To allow the 'mysterious' deal to be sealed there would need to be alterations to Avocet's Articles of Association which govern how the company is operated and managed. The issue concerns the so-called Drag Along Rights (DAR) which would allow incoming investors to acquire shares currently held by small investors.

In her letter which was circulated on Saturday, Mrs Lloyd wrote: "I am asking you to consider by Wednesday 30th September a shareholder’s motion which I shall forward to you at short notice on Monday 28th September 2020. Preferably by Friday 25th September 2020, your written or emailed consent to the short notice period is sought though an identifiable recorded verbal consent (either in person or phone) shall suffice.

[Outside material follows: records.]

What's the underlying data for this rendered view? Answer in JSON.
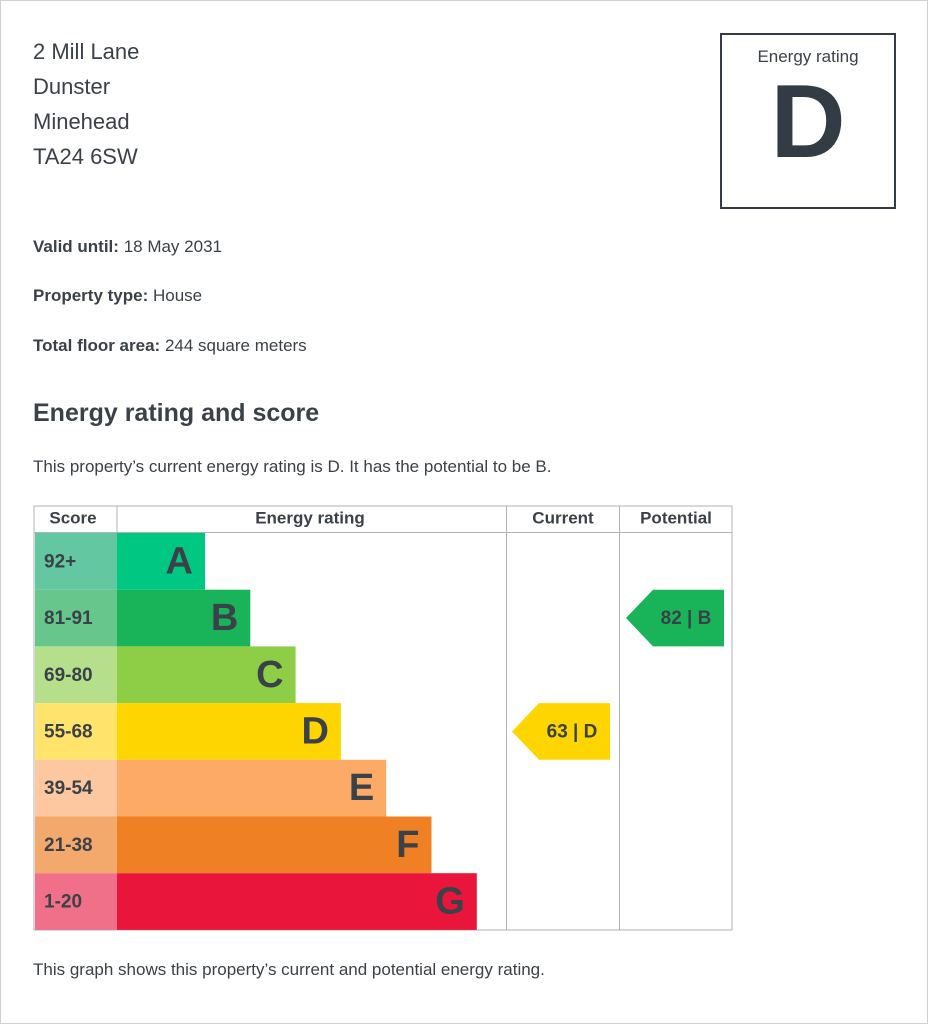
{
  "address": [
    "2 Mill Lane",
    "Dunster",
    "Minehead",
    "TA24 6SW"
  ],
  "rating_box": {
    "label": "Energy rating",
    "rating": "D"
  },
  "details": [
    {
      "label": "Valid until:",
      "value": "18 May 2031"
    },
    {
      "label": "Property type:",
      "value": "House"
    },
    {
      "label": "Total floor area:",
      "value": "244 square meters"
    }
  ],
  "heading": "Energy rating and score",
  "summary": "This property’s current energy rating is D. It has the potential to be B.",
  "graph": {
    "headers": [
      "Score",
      "Energy rating",
      "Current",
      "Potential"
    ],
    "bands": [
      {
        "score": "92+",
        "letter": "A",
        "color": "#00c781",
        "score_color": "#63c7a2"
      },
      {
        "score": "81-91",
        "letter": "B",
        "color": "#19b459",
        "score_color": "#66c68c"
      },
      {
        "score": "69-80",
        "letter": "C",
        "color": "#8dce46",
        "score_color": "#b6df8c"
      },
      {
        "score": "55-68",
        "letter": "D",
        "color": "#ffd500",
        "score_color": "#ffe36a"
      },
      {
        "score": "39-54",
        "letter": "E",
        "color": "#fcaa65",
        "score_color": "#fdc7a0"
      },
      {
        "score": "21-38",
        "letter": "F",
        "color": "#ef8023",
        "score_color": "#f3a86c"
      },
      {
        "score": "1-20",
        "letter": "G",
        "color": "#e9153b",
        "score_color": "#ef7088"
      }
    ],
    "current": {
      "label": "63 | D",
      "color": "#ffd500"
    },
    "potential": {
      "label": "82 | B",
      "color": "#19b459"
    }
  },
  "caption": "This graph shows this property’s current and potential energy rating."
}
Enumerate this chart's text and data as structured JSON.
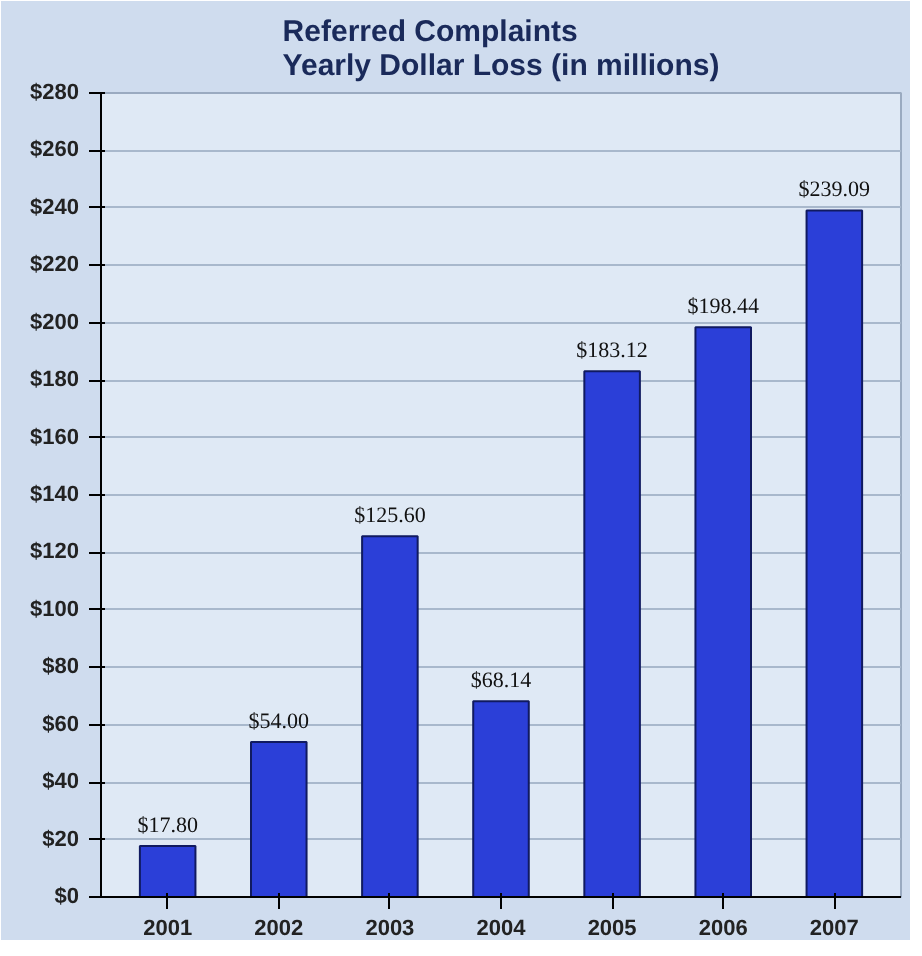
{
  "chart_data": {
    "type": "bar",
    "title": "Referred Complaints\nYearly Dollar Loss (in millions)",
    "categories": [
      "2001",
      "2002",
      "2003",
      "2004",
      "2005",
      "2006",
      "2007"
    ],
    "values": [
      17.8,
      54.0,
      125.6,
      68.14,
      183.12,
      198.44,
      239.09
    ],
    "value_labels": [
      "$17.80",
      "$54.00",
      "$125.60",
      "$68.14",
      "$183.12",
      "$198.44",
      "$239.09"
    ],
    "color": "#2b3fd8",
    "ylim": [
      0,
      280
    ],
    "yticks": [
      {
        "value": 0,
        "label": "$0"
      },
      {
        "value": 20,
        "label": "$20"
      },
      {
        "value": 40,
        "label": "$40"
      },
      {
        "value": 60,
        "label": "$60"
      },
      {
        "value": 80,
        "label": "$80"
      },
      {
        "value": 100,
        "label": "$100"
      },
      {
        "value": 120,
        "label": "$120"
      },
      {
        "value": 140,
        "label": "$140"
      },
      {
        "value": 160,
        "label": "$160"
      },
      {
        "value": 180,
        "label": "$180"
      },
      {
        "value": 200,
        "label": "$200"
      },
      {
        "value": 220,
        "label": "$220"
      },
      {
        "value": 240,
        "label": "$240"
      },
      {
        "value": 260,
        "label": "$260"
      },
      {
        "value": 280,
        "label": "$280"
      }
    ],
    "grid": "y"
  }
}
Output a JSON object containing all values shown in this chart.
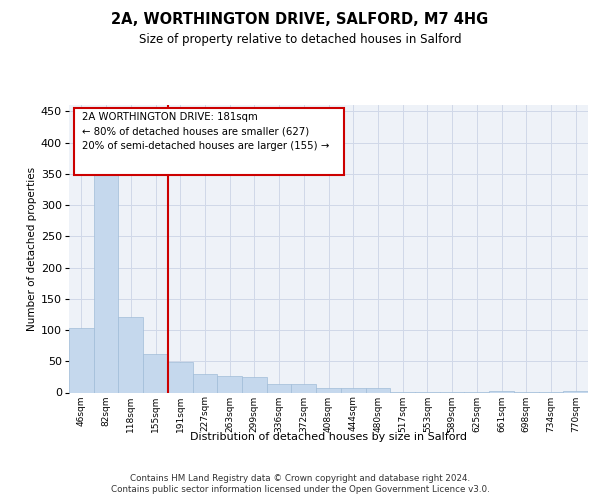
{
  "title": "2A, WORTHINGTON DRIVE, SALFORD, M7 4HG",
  "subtitle": "Size of property relative to detached houses in Salford",
  "xlabel": "Distribution of detached houses by size in Salford",
  "ylabel": "Number of detached properties",
  "categories": [
    "46sqm",
    "82sqm",
    "118sqm",
    "155sqm",
    "191sqm",
    "227sqm",
    "263sqm",
    "299sqm",
    "336sqm",
    "372sqm",
    "408sqm",
    "444sqm",
    "480sqm",
    "517sqm",
    "553sqm",
    "589sqm",
    "625sqm",
    "661sqm",
    "698sqm",
    "734sqm",
    "770sqm"
  ],
  "values": [
    104,
    356,
    121,
    62,
    49,
    30,
    26,
    25,
    13,
    14,
    7,
    7,
    8,
    1,
    1,
    1,
    1,
    3,
    1,
    1,
    3
  ],
  "bar_color": "#c5d8ed",
  "bar_edge_color": "#a0bcd8",
  "grid_color": "#d0d8e8",
  "bg_color": "#eef2f8",
  "vline_color": "#cc0000",
  "annotation_box_color": "#cc0000",
  "footer_line1": "Contains HM Land Registry data © Crown copyright and database right 2024.",
  "footer_line2": "Contains public sector information licensed under the Open Government Licence v3.0.",
  "ylim": [
    0,
    460
  ],
  "yticks": [
    0,
    50,
    100,
    150,
    200,
    250,
    300,
    350,
    400,
    450
  ],
  "ann_line1": "2A WORTHINGTON DRIVE: 181sqm",
  "ann_line2": "← 80% of detached houses are smaller (627)",
  "ann_line3": "20% of semi-detached houses are larger (155) →"
}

"Thus, I am writing to you, to advise you as to a small change in the Articles of Avocet Natural Capital Plc concerning ‘the drag-along right’. This change requires the consent of 75% of all voting shareholders, a consent which ANC Plc directors have already achieved. This small change is in accordance to UK Stock Exchange rules."

The communication from Mrs Lloyd, which carried a warning that its contents should not be forwarded to third parties, explained that DAR was a legal concept in corporate law.

"Under the concept, if the majority shareholder(s) of Avocet Natural Capital Plc sells their stake, the prospective owner(s) have the right to force the remaining minority shareholders to join the deal. However, the owner must offer the same terms and conditions to the minority shareholders as to the majority shareholder(s)."

She went on to say that the potential buyer of 20% of ANC Plc shares at £3 wished to secure an option to acquire further ANC Plc shares till December 31st, 2023 at no more than £25 per ordinary share.

"That said, the buyers have indicated that they wish ANC Plc to continue as an independent company but one which they control: the problem lies with the UK Stock Exchange Rules which means that once the buyers acquire over a certain share percentage they can be forced to offer for the whole company – then the secondary problem of what happens if all the remaining small shareholders do not want to sell. To circumvent this latter problem (which can be very costly and acrimonious to sort) is the need to change the Articles.

"Though UK company law states that 75% of all voting shareholders require to consent to such an article change (ANC Plc has already secured 75% of all shareholders) a possible inconsistency is your short notice right which requires an absolute consent of 95% of all ANC Plc shareholders to waive their ‘up to a 28 day notice period’.  This waiver is what I am asking you to give."

So now each Avocet shareholder is being asked to consider by Wednesday 30th September a DAR motion which will be forward to them at short notice on Monday 28th September.

However, Not Just Sheep & Rugby's attention was drawn to a strongly worded post on the Avocet shareholders' website which provides a platform on which investors who, between them, have reportedly sunk up to £50 million in the venture without any return so far, can express their views.

According to this edited version of the anonymous post under the pseudonym 'Interested Party 202020: "Do not give Martin permission to amend the Articles. He's given no details other than it will enable us (apparently) sell our shares for a x3-x25 profit. Not a chance. No further details, nothing. Think about it, who would purchase these shares? We cannot let him continue like this".